Sonae Capital reduz prejuízo para 5,1 ME no 1.º trimestre

Lisboa, 16 mai 2019 (Lusa) -- A Sonae Capital registou 5,1 milhões de euros de prejuízo no primeiro trimestre, uma melhoria de 3,6 milhões de euros (41,6%) em comparação com o período homólogo, foi hoje anunciado.

"O resultado líquido consolidado registou uma melhoria de 3,6 milhões de euros no primeiro trimestre de 2019, totalizando um valor negativo de 5,1 milhões de euros", indicou, em comunicado, a dona dos ginásios Solinca e Pump.

Entre janeiro e março, o volume de negócios das unidades de negócio situou-se em 39,1 milhões de euros, uma subida de 0,2% face ao primeiro trimestre de 2018, destacando-se o crescimento dos "negócios de Hotelaria, Fitness, Energia e das operações no Troia Resort".

No mesmo período, o volume de negócios da unidade de ativos imobiliários também aumentou 1,9% para 4,6 milhões de euros.

Por sua vez, o EBITDA (resultados antes de juros, impostos, depreciação e amortização) das unidades de negócio totalizou 4,9 milhões de euros, uma subida homóloga de 7%.

"A unidade de Energia destacou-se com crescimentos expressivos em volume de negócios (+17,8%) e EBITDA (+9,2%) e o Fitness reportou um número médio de sócios ativos acima de 89 mil, a crescer 7,5% face ao primeiro trimestre de 2018, impulsionado quer pela cadeia Solinca, quer pela cadeia Pump", lê-se no documento.

A Sonae Capital "continuou a investir no seu desenvolvimento" no período de referência, tendo o investimento bruto ascendido a 11,9 milhões de euros.

A empresa tem em curso um investimento no negócio de Energia, no projeto de desenvolvimento de uma central de cogeração alimentada a biomassa, que totalizou 9,8 milhões de euros no primeiro trimestre.

"O ano de 2019 começou com diferentes níveis de concretização nos vários negócios do portefólio da Sonae Capital.
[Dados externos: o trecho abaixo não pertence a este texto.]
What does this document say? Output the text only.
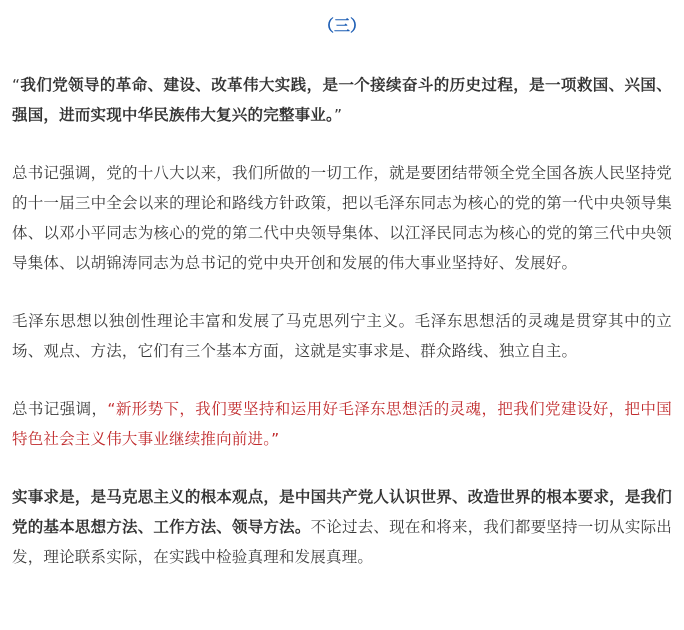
（三）

“我们党领导的革命、建设、改革伟大实践，是一个接续奋斗的历史过程，是一项救国、兴国、强国，进而实现中华民族伟大复兴的完整事业。”

总书记强调，党的十八大以来，我们所做的一切工作，就是要团结带领全党全国各族人民坚持党的十一届三中全会以来的理论和路线方针政策，把以毛泽东同志为核心的党的第一代中央领导集体、以邓小平同志为核心的党的第二代中央领导集体、以江泽民同志为核心的党的第三代中央领导集体、以胡锦涛同志为总书记的党中央开创和发展的伟大事业坚持好、发展好。

毛泽东思想以独创性理论丰富和发展了马克思列宁主义。毛泽东思想活的灵魂是贯穿其中的立场、观点、方法，它们有三个基本方面，这就是实事求是、群众路线、独立自主。

总书记强调，“新形势下，我们要坚持和运用好毛泽东思想活的灵魂，把我们党建设好，把中国特色社会主义伟大事业继续推向前进。”

实事求是，是马克思主义的根本观点，是中国共产党人认识世界、改造世界的根本要求，是我们党的基本思想方法、工作方法、领导方法。不论过去、现在和将来，我们都要坚持一切从实际出发，理论联系实际，在实践中检验真理和发展真理。
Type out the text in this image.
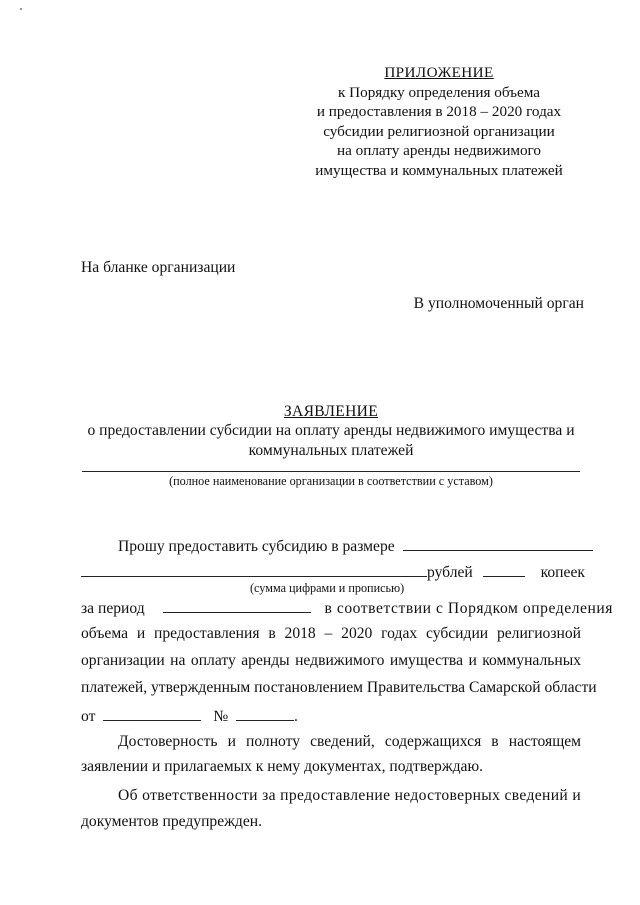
ПРИЛОЖЕНИЕ
к Порядку определения объема
и предоставления в 2018 – 2020 годах
субсидии религиозной организации
на оплату аренды недвижимого
имущества и коммунальных платежей
На бланке организации
В уполномоченный орган
ЗАЯВЛЕНИЕ
о предоставлении субсидии на оплату аренды недвижимого имущества и
коммунальных платежей
(полное наименование организации в соответствии с уставом)
Прошу предоставить субсидию в размере
рублей	копеек
(сумма цифрами и прописью)
за период	в соответствии с Порядком определения
объема и предоставления в 2018 – 2020 годах субсидии религиозной
организации на оплату аренды недвижимого имущества и коммунальных
платежей, утвержденным постановлением Правительства Самарской области
от	№	.
Достоверность и полноту сведений, содержащихся в настоящем
заявлении и прилагаемых к нему документах, подтверждаю.
Об ответственности за предоставление недостоверных сведений и
документов предупрежден.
Nos negócios de Energia e Fitness, com planos de criação de valor já comprovados e em que temos mostrado resultados de forma recorrente, continuámos a crescer. Em Energia, o contributo da operação de Renováveis permitiu melhorar de forma assinalável o desempenho face ao ano anterior. No entanto, estamos igualmente satisfeitos com os resultados da operação de cogeração, a nossa tecnologia de referência", disse, citado no documento, o presidente executivo da Sonae Capital, Miguel Gil Mata.
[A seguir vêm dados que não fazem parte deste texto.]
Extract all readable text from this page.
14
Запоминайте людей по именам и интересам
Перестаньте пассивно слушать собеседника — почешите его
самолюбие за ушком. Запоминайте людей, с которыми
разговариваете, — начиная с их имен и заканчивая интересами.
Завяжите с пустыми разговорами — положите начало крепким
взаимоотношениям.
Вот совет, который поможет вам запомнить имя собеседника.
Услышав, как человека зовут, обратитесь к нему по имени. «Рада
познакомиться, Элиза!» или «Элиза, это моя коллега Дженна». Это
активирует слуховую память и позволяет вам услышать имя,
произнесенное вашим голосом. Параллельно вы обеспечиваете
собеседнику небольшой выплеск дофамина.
O responsável indicou que a dívida líquida financeira da empresa situou-se em 134,4 milhões de euros no final de março, mais 14,7 milhões de euros face ao final de 2018, "mantendo-se em níveis adequados", sendo sustentada por condições de financiamento favoráveis.
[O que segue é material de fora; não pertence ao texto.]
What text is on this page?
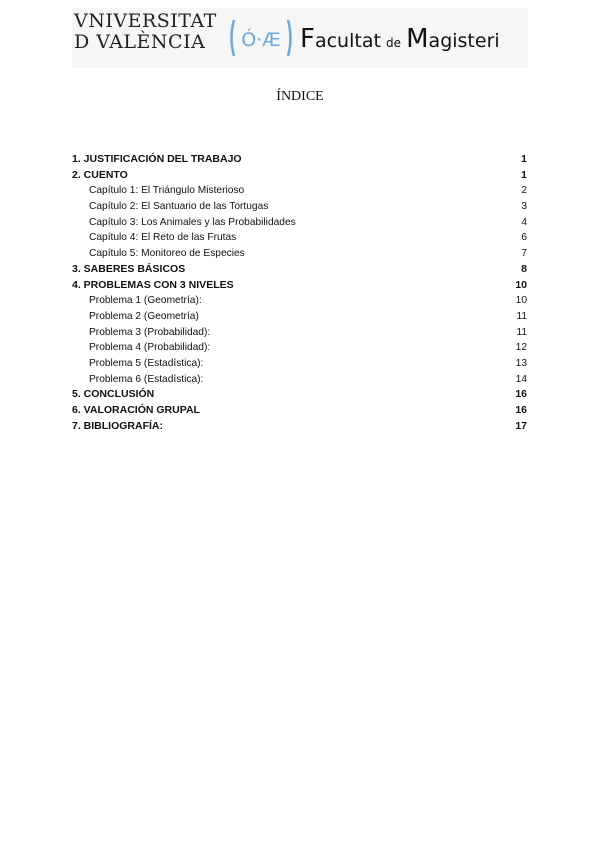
VNIVERSITAT
D VALÈNCIA	Ó·Æ Facultat de Magisteri
ÍNDICE
1. JUSTIFICACIÓN DEL TRABAJO	1
2. CUENTO	1
Capítulo 1: El Triángulo Misterioso	2
Capítulo 2: El Santuario de las Tortugas	3
Capítulo 3: Los Animales y las Probabilidades	4
Capítulo 4: El Reto de las Frutas	6
Capítulo 5: Monitoreo de Especies	7
3. SABERES BÁSICOS	8
4. PROBLEMAS CON 3 NIVELES	10
Problema 1 (Geometría):	10
Problema 2 (Geometría)	11
Problema 3 (Probabilidad):	11
Problema 4 (Probabilidad):	12
Problema 5 (Estadística):	13
Problema 6 (Estadística):	14
5. CONCLUSIÓN	16
6. VALORACIÓN GRUPAL	16
7. BIBLIOGRAFÍA:	17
"Estou convicto de que estão reunidas as condições para que a Sonae Capital continue, ao longo dos próximos trimestres, a implementar de forma bem-sucedida a sua estratégia corporativa e a entregar resultados que evidenciem o valor que estamos empenhados em criar", concluiu.

Na sessão de hoje da bolsa, a Sonae Capital ficou inalterada em 0,86 euros.